Marak Dijual Bebas, BPOM Siap Tindak Peredaran Ilegal Tramadol

BPOM. Foto: Istimewa

Badan Pengawas Obat dan Makanan (BPOM) menyatakan akan memperketat pengawasan terhadap peredaran obat keras Tramadol di masyarakat. Langkah ini diambil menyusul laporan mengenai maraknya penjualan obat tersebut secara bebas di sejumlah kios kecil.

Kepala BPOM Taruna Ikrar menegaskan bahwa Tramadol sebenarnya merupakan obat yang diperuntukkan bagi kebutuhan medis, khususnya sebagai pereda nyeri.

Namun dalam praktiknya, obat tersebut kerap disalahgunakan oleh sebagian masyarakat karena efek tertentu yang ditimbulkannya.

“Pengawasan perlu diperketat karena Tramadol memiliki potensi penyalahgunaan yang cukup tinggi jika tidak digunakan sesuai indikasi medis,” ujar Taruna Ikrar.

Berdasarkan ketentuan Peraturan BPOM Nomor 12, Tramadol masuk dalam kategori obat-obat tertentu atau OOT.

Kategori tersebut berbeda dengan narkotika.
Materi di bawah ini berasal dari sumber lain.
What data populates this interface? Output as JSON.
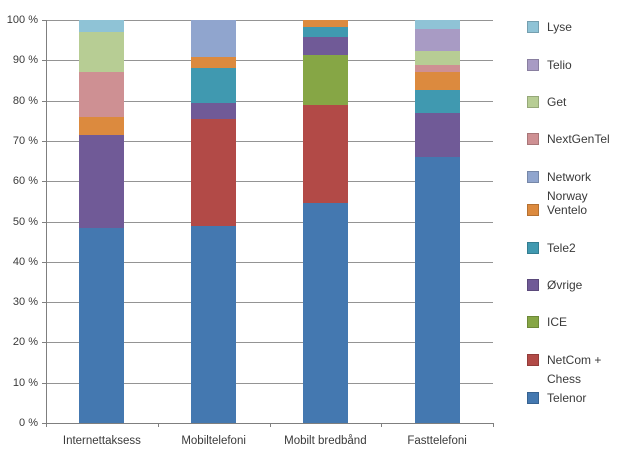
{
  "chart_data": {
    "type": "bar",
    "stacked": true,
    "title": "",
    "xlabel": "",
    "ylabel": "",
    "unit": "%",
    "categories": [
      "Internettaksess",
      "Mobiltelefoni",
      "Mobilt bredbånd",
      "Fasttelefoni"
    ],
    "ylim": [
      0,
      100
    ],
    "ytick_step": 10,
    "ytick_labels": [
      "0 %",
      "10 %",
      "20 %",
      "30 %",
      "40 %",
      "50 %",
      "60 %",
      "70 %",
      "80 %",
      "90 %",
      "100 %"
    ],
    "grid": true,
    "legend_position": "right",
    "stack_order": "bottom-to-top",
    "series": [
      {
        "name": "Telenor",
        "color": "#4478B0",
        "values": [
          48.5,
          49.0,
          54.5,
          66.0
        ]
      },
      {
        "name": "NetCom + Chess",
        "color": "#B24A47",
        "values": [
          0,
          26.5,
          24.5,
          0
        ]
      },
      {
        "name": "ICE",
        "color": "#86A645",
        "values": [
          0,
          0,
          12.2,
          0
        ]
      },
      {
        "name": "Øvrige",
        "color": "#705A97",
        "values": [
          23.0,
          4.0,
          4.6,
          11.0
        ]
      },
      {
        "name": "Tele2",
        "color": "#4099B0",
        "values": [
          0,
          8.7,
          2.4,
          5.6
        ]
      },
      {
        "name": "Ventelo",
        "color": "#DC8A3E",
        "values": [
          4.5,
          2.5,
          1.8,
          4.4
        ]
      },
      {
        "name": "Network Norway",
        "color": "#90A5CE",
        "values": [
          0,
          9.3,
          0,
          0
        ]
      },
      {
        "name": "NextGenTel",
        "color": "#CE9093",
        "values": [
          11.0,
          0,
          0,
          1.8
        ]
      },
      {
        "name": "Get",
        "color": "#B7CD94",
        "values": [
          10.0,
          0,
          0,
          3.6
        ]
      },
      {
        "name": "Telio",
        "color": "#A89BC4",
        "values": [
          0,
          0,
          0,
          5.4
        ]
      },
      {
        "name": "Lyse",
        "color": "#8FC3D6",
        "values": [
          3.0,
          0,
          0,
          2.2
        ]
      }
    ],
    "legend": [
      {
        "name": "Lyse",
        "lines": [
          "Lyse"
        ]
      },
      {
        "name": "Telio",
        "lines": [
          "Telio"
        ]
      },
      {
        "name": "Get",
        "lines": [
          "Get"
        ]
      },
      {
        "name": "NextGenTel",
        "lines": [
          "NextGenTel"
        ]
      },
      {
        "name": "Network Norway",
        "lines": [
          "Network",
          "Norway"
        ]
      },
      {
        "name": "Ventelo",
        "lines": [
          "Ventelo"
        ]
      },
      {
        "name": "Tele2",
        "lines": [
          "Tele2"
        ]
      },
      {
        "name": "Øvrige",
        "lines": [
          "Øvrige"
        ]
      },
      {
        "name": "ICE",
        "lines": [
          "ICE"
        ]
      },
      {
        "name": "NetCom + Chess",
        "lines": [
          "NetCom +",
          "Chess"
        ]
      },
      {
        "name": "Telenor",
        "lines": [
          "Telenor"
        ]
      }
    ]
  }
}
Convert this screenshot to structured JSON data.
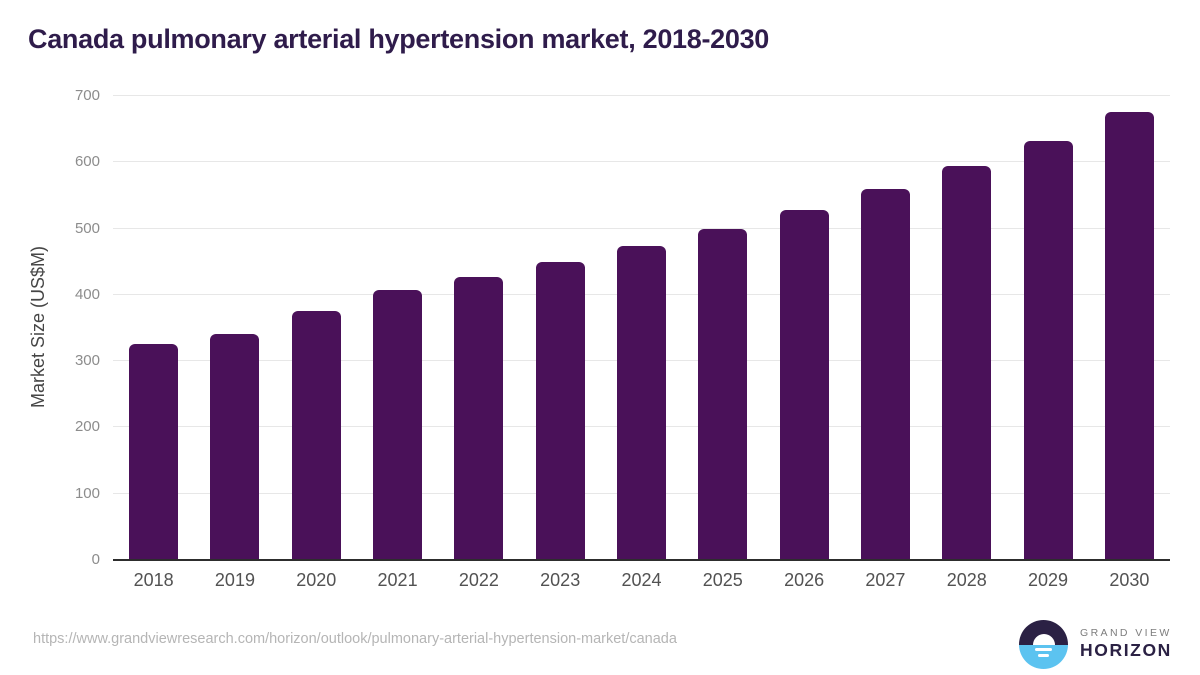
{
  "chart_data": {
    "type": "bar",
    "title": "Canada pulmonary arterial hypertension market, 2018-2030",
    "categories": [
      "2018",
      "2019",
      "2020",
      "2021",
      "2022",
      "2023",
      "2024",
      "2025",
      "2026",
      "2027",
      "2028",
      "2029",
      "2030"
    ],
    "values": [
      325,
      340,
      374,
      406,
      425,
      448,
      472,
      498,
      527,
      558,
      593,
      631,
      674
    ],
    "xlabel": "",
    "ylabel": "Market Size (US$M)",
    "ylim": [
      0,
      700
    ],
    "ytick_step": 100,
    "grid": "horizontal",
    "legend": "none",
    "bar_color": "#4a1159"
  },
  "colors": {
    "title": "#2f1c4b",
    "bar": "#4a1159",
    "gridline": "#e7e7e7",
    "axis_line": "#2d2d2d",
    "y_tick_label": "#8c8c8c",
    "x_tick_label": "#525252",
    "url_text": "#b5b5b5",
    "logo_navy": "#2b2144",
    "logo_blue": "#5cc3f0"
  },
  "footer": {
    "source_url": "https://www.grandviewresearch.com/horizon/outlook/pulmonary-arterial-hypertension-market/canada",
    "logo": {
      "top": "GRAND VIEW",
      "bottom": "HORIZON"
    }
  }
}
Meski demikian, obat dalam kelompok OOT tetap tergolong obat keras yang penggunaannya harus melalui resep dokter.

Dalam sejumlah kasus, obat ini kerap digunakan secara tidak tepat oleh masyarakat, misalnya untuk menghilangkan rasa lelah atau meredakan rasa sakit tanpa pengawasan tenaga medis.

BPOM menyebutkan bahwa pihaknya saat ini tengah melakukan penelusuran terhadap jalur distribusi obat tersebut.

Proses penelusuran dilakukan melalui unit pengawasan internal, termasuk Kedeputian Bidang Intelijen dan Kedeputian Penindakan.

Langkah tersebut dilakukan setelah BPOM menerima berbagai laporan mengenai peredaran Tramadol yang diduga dijual bebas tanpa izin di sejumlah wilayah.

“Dalam waktu dekat kami akan melakukan penindakan tegas terhadap pihak-pihak yang terlibat dalam penyalahgunaan, distribusi ilegal, maupun penjualan Tramadol tanpa izin,” tegas Taruna Ikrar.